A campaign video, of edited snatches of Johnson canvassing on the streets of Peterborough, showed the candidate talking quietly and naturally to voters, who responded well to his advances.
It was accompanied by a series of announcements by MPs that they supported his leadership bid. By the end of this week, he had gained 16 new endorsements, taking his total to 47, well ahead of Michael Gove (32) and Jeremy Hunt (31). This is strikingly different from the confusion and indecision of his last bid for the leadership, torpedoed on the day of its launch by the defection of Gove, his campaign manager.
Many MPs wonder if Johnson can keep it up when the race enters its more public phase, with the first ballot of MPs next week. But when they accuse Johnson of hiding, they also mean that he is avoiding the hard questions about how he would take Britain out of the EU.
So far, he has got away with what his team would call “setting out the broad themes” in the hustings with MPs, from which journalists have been excluded. He has said in public, including in his campaign video, that we’ll come out of the EU, “deal or no deal”, on 31 October.
We have been told, by MPs who were present at the hustings, that he has ruled out a general election, another referendum and suspending parliament as ways of trying to ensure that Brexit is delivered when the Article 50 extension runs out.
But these have all been airy assurances of the “you don’t have to worry about that” kind, rather than specific commitments, and he has not been cross-examined with any rigour about how he intends to deliver.
He says the EU will give the UK a better deal if we threaten to leave without a deal. But by a better deal he means one without the backstop – the guarantee of an open border in Ireland. The EU is not going to agree to that, first because the open border is a non-negotiable principle, and second because it does not believe the UK will leave without a deal anyway.

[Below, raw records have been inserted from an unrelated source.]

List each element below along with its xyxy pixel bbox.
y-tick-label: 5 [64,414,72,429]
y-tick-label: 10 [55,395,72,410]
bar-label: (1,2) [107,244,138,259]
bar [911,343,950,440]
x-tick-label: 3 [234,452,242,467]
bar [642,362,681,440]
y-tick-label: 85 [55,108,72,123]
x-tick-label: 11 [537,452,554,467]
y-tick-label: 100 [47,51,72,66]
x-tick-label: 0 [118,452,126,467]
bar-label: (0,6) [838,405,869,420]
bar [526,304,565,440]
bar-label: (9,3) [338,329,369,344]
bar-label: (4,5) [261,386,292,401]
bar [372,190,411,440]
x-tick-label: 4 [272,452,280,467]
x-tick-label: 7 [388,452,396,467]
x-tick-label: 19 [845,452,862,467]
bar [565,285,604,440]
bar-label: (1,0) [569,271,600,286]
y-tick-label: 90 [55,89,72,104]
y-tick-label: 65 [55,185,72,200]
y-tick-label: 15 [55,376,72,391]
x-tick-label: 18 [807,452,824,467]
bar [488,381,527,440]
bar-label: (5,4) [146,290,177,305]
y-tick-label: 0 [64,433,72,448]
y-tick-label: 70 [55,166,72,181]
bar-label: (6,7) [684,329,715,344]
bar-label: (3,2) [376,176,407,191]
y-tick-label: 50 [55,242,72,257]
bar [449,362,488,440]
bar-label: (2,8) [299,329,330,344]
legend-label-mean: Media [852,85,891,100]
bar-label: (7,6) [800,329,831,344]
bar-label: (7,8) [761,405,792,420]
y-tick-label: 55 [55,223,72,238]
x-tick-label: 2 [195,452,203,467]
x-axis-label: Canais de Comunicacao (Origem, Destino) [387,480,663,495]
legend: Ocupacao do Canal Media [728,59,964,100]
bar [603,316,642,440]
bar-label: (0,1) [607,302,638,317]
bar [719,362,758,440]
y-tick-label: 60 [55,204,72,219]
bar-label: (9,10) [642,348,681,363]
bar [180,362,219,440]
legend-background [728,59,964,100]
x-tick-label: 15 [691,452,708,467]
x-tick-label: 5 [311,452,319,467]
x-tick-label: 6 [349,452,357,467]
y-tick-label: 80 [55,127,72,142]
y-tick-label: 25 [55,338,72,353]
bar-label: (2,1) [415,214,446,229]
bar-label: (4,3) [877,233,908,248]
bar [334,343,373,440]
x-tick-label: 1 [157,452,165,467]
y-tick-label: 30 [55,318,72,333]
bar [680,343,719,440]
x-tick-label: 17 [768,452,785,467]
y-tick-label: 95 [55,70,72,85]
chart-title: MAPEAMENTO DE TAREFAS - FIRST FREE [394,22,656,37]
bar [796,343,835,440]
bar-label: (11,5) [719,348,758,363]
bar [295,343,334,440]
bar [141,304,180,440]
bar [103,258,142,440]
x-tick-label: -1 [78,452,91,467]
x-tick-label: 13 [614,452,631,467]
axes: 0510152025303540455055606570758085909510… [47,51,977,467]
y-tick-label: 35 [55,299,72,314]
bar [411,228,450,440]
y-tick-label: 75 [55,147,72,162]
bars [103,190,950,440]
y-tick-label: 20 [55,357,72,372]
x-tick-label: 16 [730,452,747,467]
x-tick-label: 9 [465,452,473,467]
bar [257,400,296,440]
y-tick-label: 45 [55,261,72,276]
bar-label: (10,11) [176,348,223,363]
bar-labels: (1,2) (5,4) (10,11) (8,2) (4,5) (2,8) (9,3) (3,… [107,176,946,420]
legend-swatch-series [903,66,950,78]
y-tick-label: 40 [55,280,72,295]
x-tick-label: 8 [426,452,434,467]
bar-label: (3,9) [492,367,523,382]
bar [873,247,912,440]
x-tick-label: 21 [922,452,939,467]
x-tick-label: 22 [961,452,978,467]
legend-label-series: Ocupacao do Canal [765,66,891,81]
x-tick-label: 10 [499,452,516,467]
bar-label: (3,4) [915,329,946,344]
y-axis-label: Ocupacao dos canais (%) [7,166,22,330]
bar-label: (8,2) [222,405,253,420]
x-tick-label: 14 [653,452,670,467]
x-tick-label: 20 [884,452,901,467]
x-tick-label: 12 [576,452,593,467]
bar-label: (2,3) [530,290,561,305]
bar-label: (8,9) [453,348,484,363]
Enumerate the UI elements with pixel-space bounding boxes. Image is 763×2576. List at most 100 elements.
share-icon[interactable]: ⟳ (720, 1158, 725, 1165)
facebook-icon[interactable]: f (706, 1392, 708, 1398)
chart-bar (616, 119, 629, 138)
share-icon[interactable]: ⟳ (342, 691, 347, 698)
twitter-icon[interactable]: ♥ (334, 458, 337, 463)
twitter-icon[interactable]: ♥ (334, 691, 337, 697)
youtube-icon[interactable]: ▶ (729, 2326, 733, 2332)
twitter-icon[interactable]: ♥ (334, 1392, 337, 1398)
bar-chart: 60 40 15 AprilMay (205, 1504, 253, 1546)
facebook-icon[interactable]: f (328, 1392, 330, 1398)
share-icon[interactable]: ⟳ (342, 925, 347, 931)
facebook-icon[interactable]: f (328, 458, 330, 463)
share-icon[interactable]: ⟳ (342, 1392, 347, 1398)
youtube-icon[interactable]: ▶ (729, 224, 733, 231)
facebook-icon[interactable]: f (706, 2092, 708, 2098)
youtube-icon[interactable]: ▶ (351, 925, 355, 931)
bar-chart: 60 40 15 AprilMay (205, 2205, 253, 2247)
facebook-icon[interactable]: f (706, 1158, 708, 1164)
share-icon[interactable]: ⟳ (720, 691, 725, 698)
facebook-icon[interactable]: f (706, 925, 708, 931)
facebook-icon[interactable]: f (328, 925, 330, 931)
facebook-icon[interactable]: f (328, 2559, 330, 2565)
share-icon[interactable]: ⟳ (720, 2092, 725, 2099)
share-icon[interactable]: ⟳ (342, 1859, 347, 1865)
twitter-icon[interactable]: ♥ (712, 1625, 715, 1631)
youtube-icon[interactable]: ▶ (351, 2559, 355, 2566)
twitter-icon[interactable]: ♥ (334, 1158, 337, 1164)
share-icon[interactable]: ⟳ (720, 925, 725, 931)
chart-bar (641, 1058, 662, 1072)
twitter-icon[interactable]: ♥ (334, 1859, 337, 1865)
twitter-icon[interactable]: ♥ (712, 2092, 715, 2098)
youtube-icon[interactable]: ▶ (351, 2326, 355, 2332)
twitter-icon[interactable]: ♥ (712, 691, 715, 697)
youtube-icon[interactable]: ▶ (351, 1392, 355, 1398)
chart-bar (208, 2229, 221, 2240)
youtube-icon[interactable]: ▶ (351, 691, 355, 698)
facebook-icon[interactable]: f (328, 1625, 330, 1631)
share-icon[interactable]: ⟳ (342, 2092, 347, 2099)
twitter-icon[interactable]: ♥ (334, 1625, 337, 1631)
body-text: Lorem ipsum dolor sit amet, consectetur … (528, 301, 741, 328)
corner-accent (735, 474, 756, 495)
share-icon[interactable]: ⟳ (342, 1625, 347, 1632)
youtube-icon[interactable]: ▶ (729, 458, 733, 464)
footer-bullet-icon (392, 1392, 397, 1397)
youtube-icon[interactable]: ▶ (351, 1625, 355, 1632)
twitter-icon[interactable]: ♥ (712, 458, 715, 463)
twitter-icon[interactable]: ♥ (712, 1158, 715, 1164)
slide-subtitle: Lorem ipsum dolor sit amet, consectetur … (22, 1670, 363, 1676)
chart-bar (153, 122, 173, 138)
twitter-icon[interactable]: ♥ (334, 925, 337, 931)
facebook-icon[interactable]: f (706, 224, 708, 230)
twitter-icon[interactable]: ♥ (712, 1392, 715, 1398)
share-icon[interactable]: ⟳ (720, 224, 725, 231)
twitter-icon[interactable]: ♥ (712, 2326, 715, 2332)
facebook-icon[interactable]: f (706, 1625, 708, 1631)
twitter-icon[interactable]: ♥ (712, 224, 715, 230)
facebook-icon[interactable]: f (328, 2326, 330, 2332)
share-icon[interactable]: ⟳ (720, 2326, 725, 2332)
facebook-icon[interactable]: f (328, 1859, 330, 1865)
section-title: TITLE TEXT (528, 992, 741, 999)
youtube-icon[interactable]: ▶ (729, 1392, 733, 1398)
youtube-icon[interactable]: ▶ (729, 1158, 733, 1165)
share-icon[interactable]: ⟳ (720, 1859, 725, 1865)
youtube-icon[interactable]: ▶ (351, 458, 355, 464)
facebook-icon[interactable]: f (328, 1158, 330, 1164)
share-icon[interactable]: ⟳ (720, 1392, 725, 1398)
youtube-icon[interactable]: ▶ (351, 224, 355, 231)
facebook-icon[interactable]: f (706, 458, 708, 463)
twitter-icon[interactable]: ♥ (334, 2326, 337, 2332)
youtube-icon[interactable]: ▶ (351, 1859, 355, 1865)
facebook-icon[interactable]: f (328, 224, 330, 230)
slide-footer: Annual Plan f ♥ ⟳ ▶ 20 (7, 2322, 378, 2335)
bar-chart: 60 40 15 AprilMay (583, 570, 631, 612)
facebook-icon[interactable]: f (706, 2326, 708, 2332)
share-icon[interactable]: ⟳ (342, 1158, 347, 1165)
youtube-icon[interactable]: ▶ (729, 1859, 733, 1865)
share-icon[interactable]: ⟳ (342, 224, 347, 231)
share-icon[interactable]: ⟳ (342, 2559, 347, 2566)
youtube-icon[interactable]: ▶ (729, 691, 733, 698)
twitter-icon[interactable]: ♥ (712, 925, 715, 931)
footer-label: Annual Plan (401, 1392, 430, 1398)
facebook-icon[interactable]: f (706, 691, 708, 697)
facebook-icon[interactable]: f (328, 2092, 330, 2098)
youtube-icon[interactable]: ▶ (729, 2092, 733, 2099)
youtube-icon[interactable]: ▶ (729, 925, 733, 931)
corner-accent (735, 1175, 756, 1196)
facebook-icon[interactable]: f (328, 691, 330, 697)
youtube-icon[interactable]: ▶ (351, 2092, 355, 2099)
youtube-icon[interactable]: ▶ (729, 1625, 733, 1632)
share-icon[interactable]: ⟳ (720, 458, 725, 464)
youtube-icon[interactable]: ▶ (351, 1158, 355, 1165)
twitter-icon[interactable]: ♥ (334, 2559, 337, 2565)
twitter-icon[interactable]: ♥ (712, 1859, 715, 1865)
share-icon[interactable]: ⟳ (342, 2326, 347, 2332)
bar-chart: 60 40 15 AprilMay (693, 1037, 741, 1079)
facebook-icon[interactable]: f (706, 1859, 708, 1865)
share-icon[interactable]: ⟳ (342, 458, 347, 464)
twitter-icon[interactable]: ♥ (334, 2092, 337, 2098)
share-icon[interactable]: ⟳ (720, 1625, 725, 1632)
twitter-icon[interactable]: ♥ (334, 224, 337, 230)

EU leaders know that the House of Commons will not allow a no-deal exit. They know that the idea of suspending – or proroguing – parliament while the country leaves without a deal on 31 October is not possible. They will have seen John Bercow, the speaker, and a procession of constitutional lawyers line up to say that parliament can block its own prorogation.
That leaves an early election or a new referendum as the only ways of breaking the gridlock. Those are the questions around which conversations in Westminster endlessly revolve. Would Johnson, who sees himself as a person of destiny in the mould of Churchill, take the risk of calling an election?
If he stood on a “no-deal if necessary” platform, would Brexit Party voters be won back? Would he have to offer Nigel Farage a seat in the cabinet or a place in the House of Lords? Would Philip Hammond, Amber Rudd and David Gauke quit, or be deselected, or lose their seats to a Brexit Party challenge? Would Johnson win a secure majority for a no-deal exit, or would he just hand No 10 to Jeremy Corbyn, after an election fought on the issue of austerity?